Don't radio mics used in small locations (e.g. church hall etc) just work on
a local signal (i.e. mic to amp - like a baby minder thing)?
Apart from interference issues, wouldn't they still work like the old local
CB radios - my walkie talkies still work even though they are on the
obsolete (and probably illegal now) frequency.
Are the channel 69 mics transmitted from a central source?
As you gather, I'm not that clued up about these things.

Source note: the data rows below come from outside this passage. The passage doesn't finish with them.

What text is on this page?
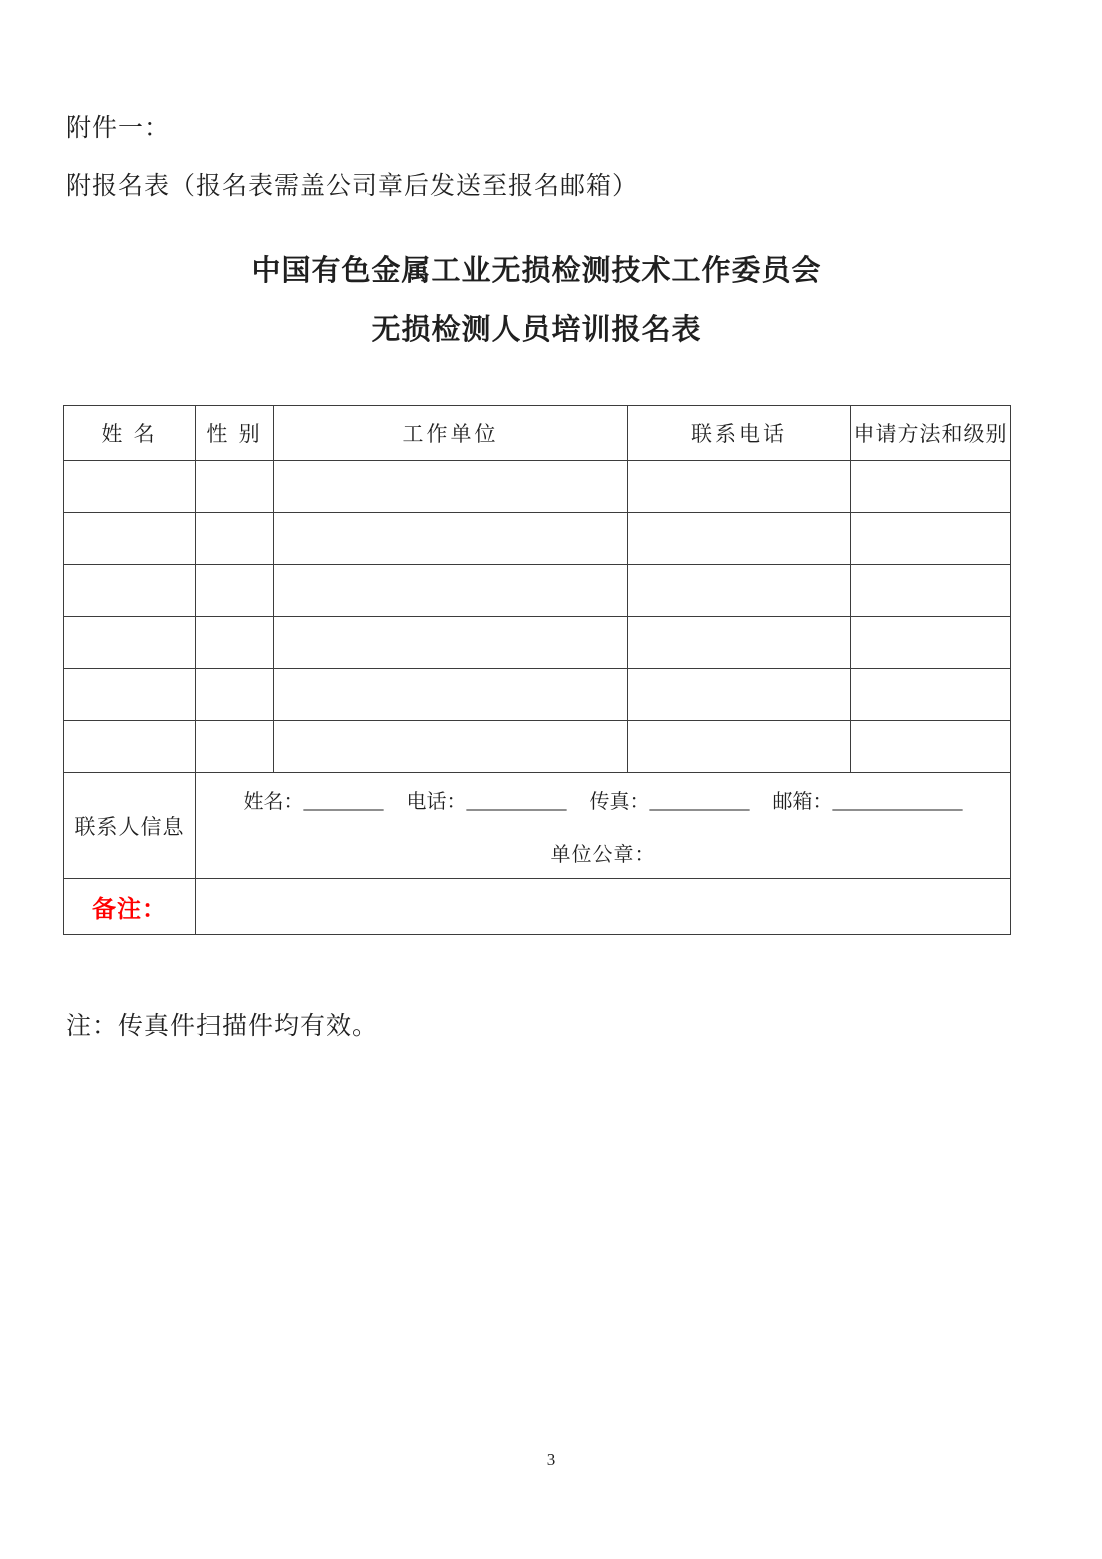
附件一：
附报名表（报名表需盖公司章后发送至报名邮箱）
中国有色金属工业无损检测技术工作委员会
无损检测人员培训报名表
姓 名	性 别	工作单位	联系电话	申请方法和级别

联系人信息	姓名：________ 电话：__________ 传真：__________ 邮箱：_____________
单位公章：			

备注：				
注：传真件扫描件均有效。
3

----- Original Message -----
From: "Richard York" <rich...@lizards.force9.co.uk>
To: "NSP group" <email@example.com>
Sent: Wednesday, November 18, 2009 9:17 PM
Subject: [NSP] Radio Mics and channel 69
Not instantly an obvious smallpipes issue, I realise, but enough pipers
here are in bands or other organisations using radio mics to make this
worth passing on, I hope.
Monday's Radio 4 PM programme reported that the Gov't, in their Ofcom
hat, are selling off the radio frequencies used in the UK by all radio
mics, including loop systems, known as channel 69.
They're going to re-assign different frequencies for this use, but
existing equipment won't work on them, so will need replacing.
To be really helpful they aren't telling which frequencies they'll be
making available instead, or when they'll be doing it.
They are apparently generously offering to pay for the equipment thus
rendered useless, but only the value of the stuff at the time, not its
replacement value. .. anyone want to guess the market value of a dead
I know the mics aren't re-tunable, I don't know about the receivers -
we haven't got one yet.
There's an article I found earlier today online at
So bands, churches, concert halls, theatres, amateur dramatic groups,
schools, and anyone else using this equipment is going to be out of
pocket, and inconvenienced too.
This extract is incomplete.